Sans suivre pas à pas M. Wundt (son livre, à cause de son étendue, à cause du nombre et de l’importance des problèmes qu’il y aborde, ne se prête guère à une analyse détaillée et suivie), nous essayerons d’en dégager les idées dominantes, les idées métaphysiques surtout. Nous résumerons d’abord dans ses grandes lignes la doctrine de la pensée et de la science : nous aborderons ensuite dans une seconde étude la métaphysique proprement dite.

I. — La Pensée.

M. Wundt reconnaît dans notre esprit deux facteurs qui, dans la réalité, ne sont jamais séparés, que l’expérience immédiate trouve toujours unis dans la moindre représentation, mais que l’abstraction distingue facilement : les représentations associées, d’un côté, et de l’autre la pensée. La pensée est une activité subjective, consciente d’elle-même, capable de s’opposer aux matériaux sensibles que l’association tient à sa disposition et de les élaborer.
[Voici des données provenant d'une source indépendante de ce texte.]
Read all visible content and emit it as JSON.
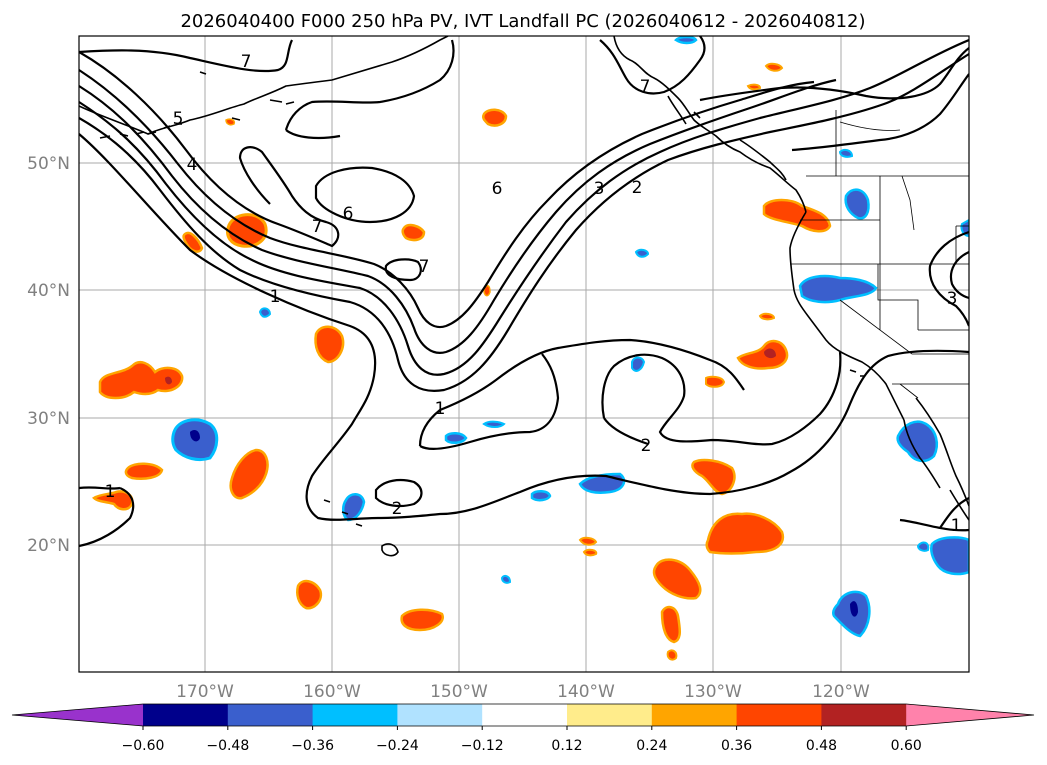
{
  "title": "2026040400 F000 250 hPa PV, IVT Landfall PC (2026040612 - 2026040812)",
  "longitude_labels": [
    "170°W",
    "160°W",
    "150°W",
    "140°W",
    "130°W",
    "120°W"
  ],
  "latitude_labels": [
    "50°N",
    "40°N",
    "30°N",
    "20°N"
  ],
  "contour_labels": [
    "7",
    "7",
    "5",
    "4",
    "7",
    "6",
    "7",
    "6",
    "3",
    "2",
    "1",
    "1",
    "2",
    "2",
    "1",
    "3",
    "1"
  ],
  "colorbar": {
    "tick_labels": [
      "−0.60",
      "−0.48",
      "−0.36",
      "−0.24",
      "−0.12",
      "0.12",
      "0.24",
      "0.36",
      "0.48",
      "0.60"
    ],
    "colors": [
      "#9932cc",
      "#00008b",
      "#3a5fcd",
      "#00bfff",
      "#b0e2ff",
      "#ffffff",
      "#ffec8b",
      "#ffa500",
      "#ff4500",
      "#b22222",
      "#ff82ab"
    ]
  },
  "colors": {
    "positive": "#ff4500",
    "positive_edge": "#ffa500",
    "negative": "#3a5fcd",
    "negative_edge": "#00bfff",
    "strong_negative": "#00008b",
    "strong_positive": "#b22222"
  }
}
Cette élaboration consiste essentiellement, nous le savons déjà[2], dans l’aperception de certains rapports qui trouvent leur expression à la fois dans le jugement et dans le concept : car le jugement et le concept résultent tous les deux d’un même acte, à savoir de l’acte par lequel notre pensée ou bien sépare les éléments combinés dans une même représentation et les oppose les uns aux autres, ou bien encore rapproche et compare deux représentations différentes. Le pouvoir de saisir

  1. M. Wundt ne prend pas ce mot dans le même sens que Kant, puisqu’il renonce à toute supposition de choses en soi radicalement distinctes des phénomènes.
  2. Voir Revue philosophique, n° de juillet 1880.